La mujer

Cierto día -¡ah, ese recuerdo no se le borraría jamás!- le había hablado un Personaje, un sacerdote de luenga barba patriarcal, que llevaba la cruz pectoral y la amatista y parecía llegar de las soledades de los confines del mundo, donde pasean, bajo cielos terribles, los leones evangélicos del Episcopado.

Viendo llorar a una niña tan joven, se acercó a ella, la miró con bondad y, lentamente, moviendo los labios con dulzura, la bendijo. Luego, poniendo la mano sobre la cabeza de ella, a la manera de un dominador de almas, le dijo:

- Hija mía… ¿por qué llora usted?

Aun oía ella esa voz serena y penetrante que le parecía la de un ser sobrehumano. Pero ¿qué podía contestar en ese momento sino que moría del deseo de vivir? Con sus grandes ojos de corza extraviada, en los que se leía su pena, lo miró en silencio. Fue entonces cuando el desconocido pronunció esas palabras sorprendentes que ella no olvidaría jamás:

- Alguna vez han debido hablarle a usted de Eva, la Madre del género humano. Aunque casi no se la honre en este Occidente, donde su nombre es mezclado con frecuencia en reflexiones profanas, a los ojos de la Iglesia es una gran Santa, a quien invoca siempre nuestra cristiandad del viejo Oriente, que conserva mejor las tradiciones antiguas. Su nombre significa Madre de los Vivientes… Dios, que inspira todos nuestros pensamientos, ha querido, sin duda, que yo la recuerde al verla a usted. Diríjase, entonces, a esa Madre, que está más cerca de usted que aquella que la engendró. Sólo Ella, créalo, puede socorrerla, puesto que usted no se parece a nadie, pobre niña que tiene sed de Vida. Puede ser, además, que el Espíritu Santo haya puesto en usted su temible Signo, pues los caminos son ignorados… Adiós, mi dulce niña. Dentro de unos instantes volveré a partir para tierras lejanas, y soy tan viejo, que acaso no regrese jamás… No la olvidaré, sin embargo… Cuando se encuentre entre las llamas, acuérdese del viejo misionero, que rezará por usted en el fondo de los desiertos.

(…)

Las mujeres están universalmente convencidas de que son acreedoras a todo. Esta creencia es en ellas tan natural como lo es que un triángulo se halle inscrito en la circunferencia determinada por él. Hermosa o fea, esclava o emperatriz -dueña cada una de ellas de creerse la Mujer- ninguna escapa a ese maravilloso instinto de conservación del reinado, cuya expresión máxima sigue siendo esperada por la humanidad. Del reinado del Amor, pues la mujer no puede ser ni creerse otra cosa que el Amor mismo, y su prodigiosa imagen es el paraíso terrestre buscado durante tantos siglos por los Don Juan de todas las categorías.

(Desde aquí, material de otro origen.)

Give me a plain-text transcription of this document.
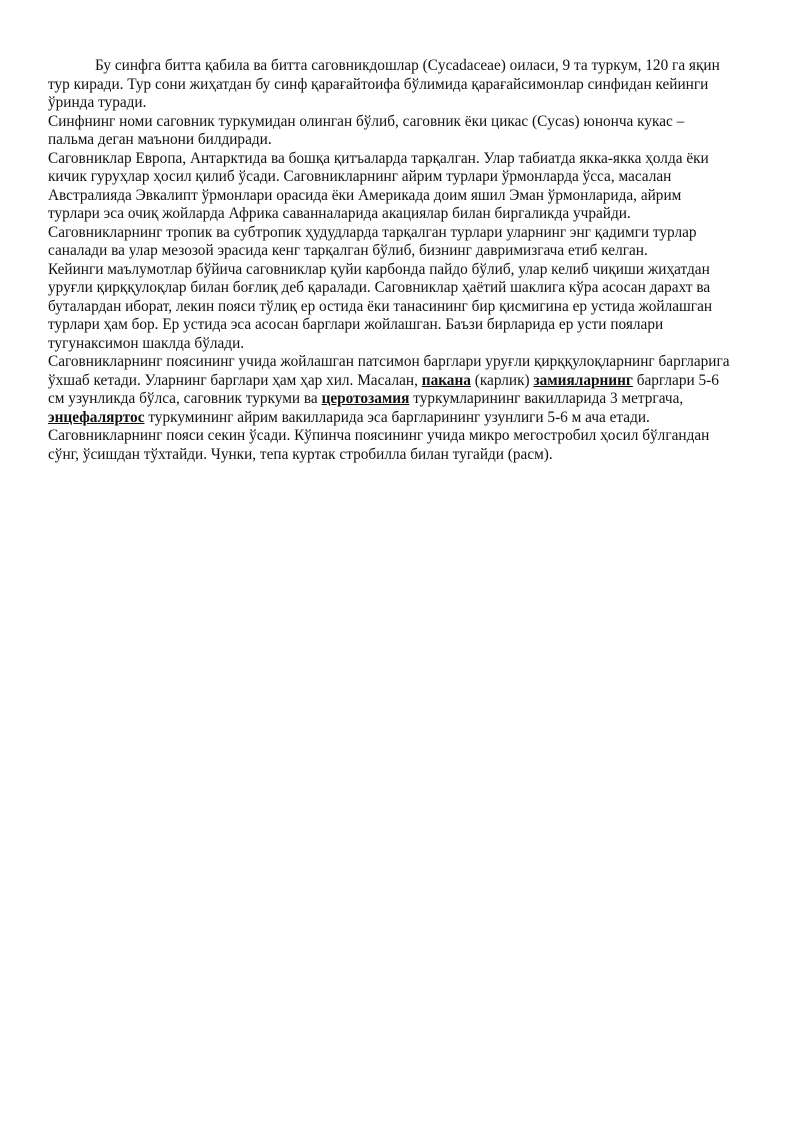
Бу синфга битта қабила ва битта саговникдошлар (Cycadaceae) оиласи, 9 та туркум, 120 га яқин тур киради. Тур сони жиҳатдан бу синф қарағайтоифа бўлимида қарағайсимонлар синфидан кейинги ўринда туради.

Синфнинг номи саговник туркумидан олинган бўлиб, саговник ёки цикас (Cycas) юнонча кукас – пальма деган маънони билдиради.

Саговниклар Европа, Антарктида ва бошқа қитъаларда тарқалган. Улар табиатда якка-якка ҳолда ёки кичик гуруҳлар ҳосил қилиб ўсади. Саговникларнинг айрим турлари ўрмонларда ўсса, масалан Австралияда Эвкалипт ўрмонлари орасида ёки Америкада доим яшил Эман ўрмонларида, айрим турлари эса очиқ жойларда Африка саванналарида акациялар билан биргаликда учрайди.

Саговникларнинг тропик ва субтропик ҳудудларда тарқалган турлари уларнинг энг қадимги турлар саналади ва улар мезозой эрасида кенг тарқалган бўлиб, бизнинг давримизгача етиб келган.

Кейинги маълумотлар бўйича саговниклар қуйи карбонда пайдо бўлиб, улар келиб чиқиши жиҳатдан уруғли қирққулоқлар билан боғлиқ деб қаралади. Саговниклар ҳаётий шаклига кўра асосан дарахт ва буталардан иборат, лекин пояси тўлиқ ер остида ёки танасининг бир қисмигина ер устида жойлашган турлари ҳам бор. Ер устида эса асосан барглари жойлашган. Баъзи бирларида ер усти поялари тугунаксимон шаклда бўлади.

Саговникларнинг поясининг учида жойлашган патсимон барглари уруғли қирққулоқларнинг баргларига ўхшаб кетади. Уларнинг барглари ҳам ҳар хил. Масалан, пакана (карлик) замияларнинг барглари 5-6 см узунликда бўлса, саговник туркуми ва церотозамия туркумларининг вакилларида 3 метргача, энцефаляртос туркумининг айрим вакилларида эса баргларининг узунлиги 5-6 м ача етади. Саговникларнинг пояси секин ўсади. Кўпинча поясининг учида микро мегостробил ҳосил бўлгандан сўнг, ўсишдан тўхтайди. Чунки, тепа куртак стробилла билан тугайди (расм).
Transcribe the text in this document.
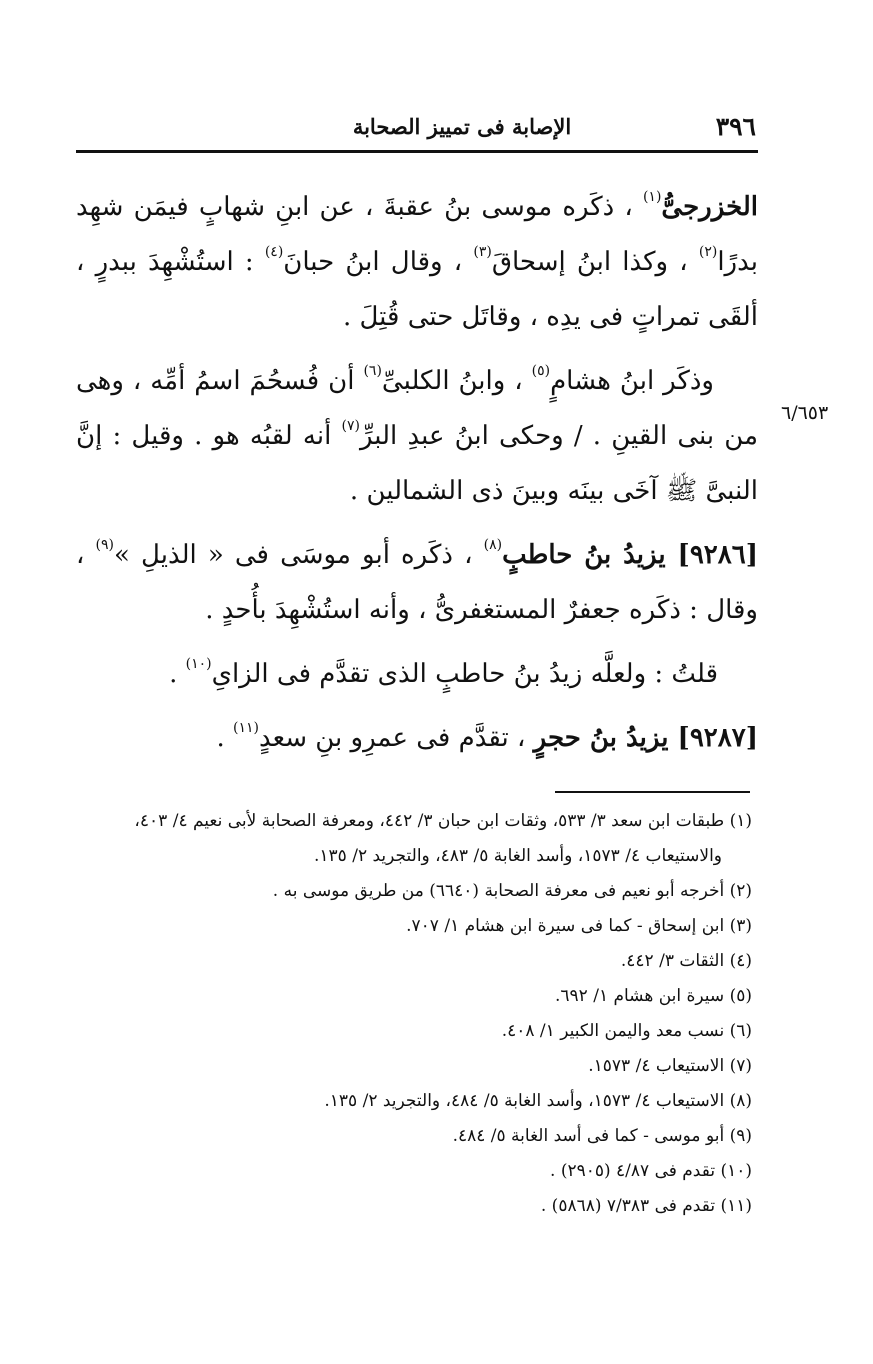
٣٩٦
الإصابة فى تمييز الصحابة
٦/٦٥٣

الخزرجىُّ$^{(١)}$ ، ذكَره موسى بنُ عقبةَ ، عن ابنِ شهابٍ فيمَن شهِد بدرًا$^{(٢)}$ ، وكذا ابنُ إسحاقَ$^{(٣)}$ ، وقال ابنُ حبانَ$^{(٤)}$ : استُشْهِدَ ببدرٍ ، ألقَى تمراتٍ فى يدِه ، وقاتَل حتى قُتِلَ .

وذكَر ابنُ هشامٍ$^{(٥)}$ ، وابنُ الكلبىِّ$^{(٦)}$ أن فُسحُمَ اسمُ أمِّه ، وهى من بنى القينِ . / وحكى ابنُ عبدِ البرِّ$^{(٧)}$ أنه لقبُه هو . وقيل : إنَّ النبىَّ ﷺ آخَى بينَه وبينَ ذى الشمالين .

[٩٢٨٦] يزيدُ بنُ حاطبٍ$^{(٨)}$ ، ذكَره أبو موسَى فى « الذيلِ »$^{(٩)}$ ، وقال : ذكَره جعفرٌ المستغفرىُّ ، وأنه استُشْهِدَ بأُحدٍ .

قلتُ : ولعلَّه زيدُ بنُ حاطبٍ الذى تقدَّم فى الزاىِ$^{(١٠)}$ .

[٩٢٨٧] يزيدُ بنُ حجرٍ ، تقدَّم فى عمرِو بنِ سعدٍ$^{(١١)}$ .

(١) طبقات ابن سعد ٣/ ٥٣٣، وثقات ابن حبان ٣/ ٤٤٢، ومعرفة الصحابة لأبى نعيم ٤/ ٤٠٣،

والاستيعاب ٤/ ١٥٧٣، وأسد الغابة ٥/ ٤٨٣، والتجريد ٢/ ١٣٥.

(٢) أخرجه أبو نعيم فى معرفة الصحابة (٦٦٤٠) من طريق موسى به .

(٣) ابن إسحاق - كما فى سيرة ابن هشام ١/ ٧٠٧.

(٤) الثقات ٣/ ٤٤٢.

(٥) سيرة ابن هشام ١/ ٦٩٢.

(٦) نسب معد واليمن الكبير ١/ ٤٠٨.

(٧) الاستيعاب ٤/ ١٥٧٣.

(٨) الاستيعاب ٤/ ١٥٧٣، وأسد الغابة ٥/ ٤٨٤، والتجريد ٢/ ١٣٥.

(٩) أبو موسى - كما فى أسد الغابة ٥/ ٤٨٤.

(١٠) تقدم فى ٤/٨٧ (٢٩٠٥) .

(١١) تقدم فى ٧/٣٨٣ (٥٨٦٨) .
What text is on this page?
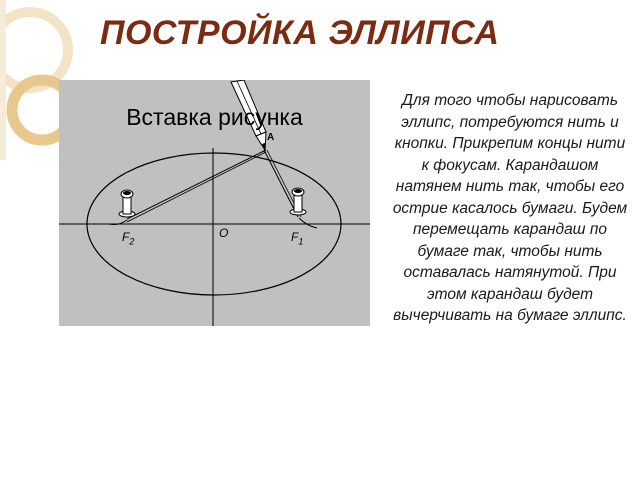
ПОСТРОЙКА ЭЛЛИПСА
Вставка рисунка
A
$F_2$
O	$F_1$

Для того чтобы нарисовать эллипс, потребуются нить и кнопки. Прикрепим концы нити к фокусам. Карандашом натянем нить так, чтобы его острие касалось бумаги. Будем перемещать карандаш по бумаге так, чтобы нить оставалась натянутой. При этом карандаш будет вычерчивать на бумаге эллипс.
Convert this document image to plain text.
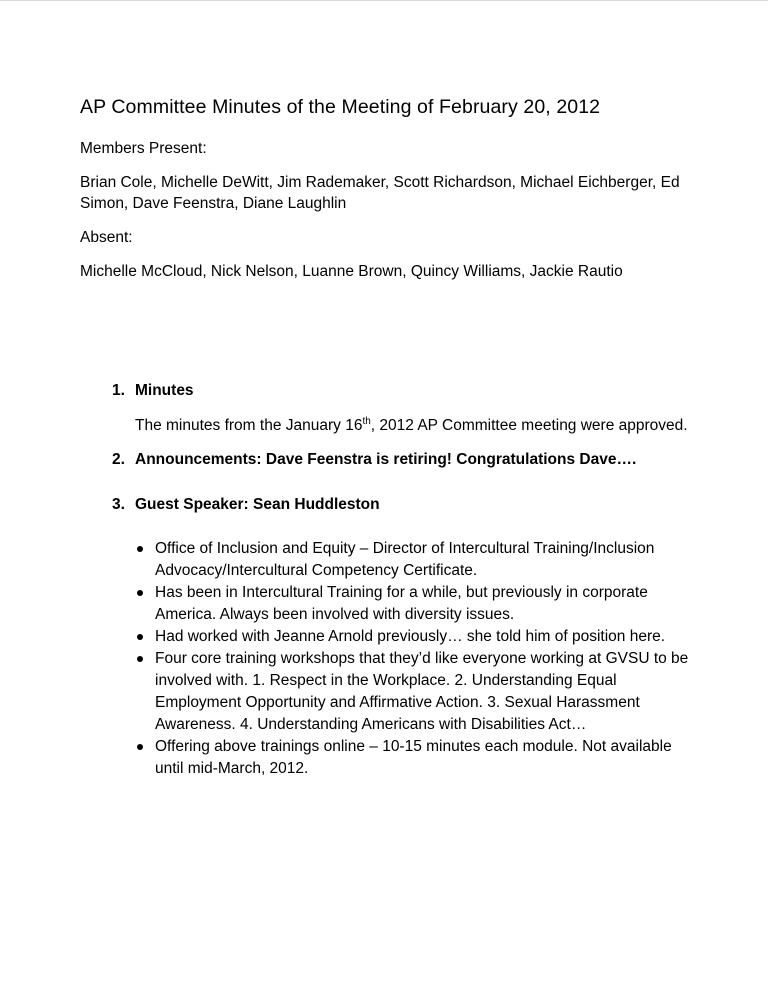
AP Committee Minutes of the Meeting of February 20, 2012

Members Present:

Brian Cole, Michelle DeWitt, Jim Rademaker, Scott Richardson, Michael Eichberger, Ed Simon, Dave Feenstra, Diane Laughlin

Absent:

Michelle McCloud, Nick Nelson, Luanne Brown, Quincy Williams, Jackie Rautio

1. Minutes

The minutes from the January 16th, 2012 AP Committee meeting were approved.

2. Announcements: Dave Feenstra is retiring! Congratulations Dave….

3. Guest Speaker: Sean Huddleston

Office of Inclusion and Equity – Director of Intercultural Training/Inclusion Advocacy/Intercultural Competency Certificate.
Has been in Intercultural Training for a while, but previously in corporate America. Always been involved with diversity issues.
Had worked with Jeanne Arnold previously… she told him of position here.
Four core training workshops that they’d like everyone working at GVSU to be involved with. 1. Respect in the Workplace. 2. Understanding Equal Employment Opportunity and Affirmative Action. 3. Sexual Harassment Awareness. 4. Understanding Americans with Disabilities Act…
Offering above trainings online – 10-15 minutes each module. Not available until mid-March, 2012.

Todas -lo sepan o lo ignoren ellas mismas- están convencidas de que su cuerpo es el Paraíso. Plantaverat autem Dominus Deus paradisum Voluptatis a principio: in quo posuit hominem quem formaverat. En consecuencia, ninguna plegaria, ninguna penitencia, ningún martirio tendrá la suficiente eficacia de impetración para obtener esa inestimable joya, que no podría pagarse con el peso en diamantes de las nebulosas.

¡Júzguese lo que ellas dan cuando se dan y mídase su sacrilegio cuando se venden!

He aquí, ahora, la conclusión sacada de los Profetas. La mujer tiene razón en creer todo eso y en pretender todo eso. Tiene infinita razón, porque su cuerpo -esa parte de su cuerpo- fue el tabernáculo de Dios viviente, y porque nadie, así sea un Arcángel, puede poner límites al poder de atracción de ese desconcertante misterio.

(…)

“Una mujer -me decía una vez Marchenoir- cuanto más santa, es más mujer”.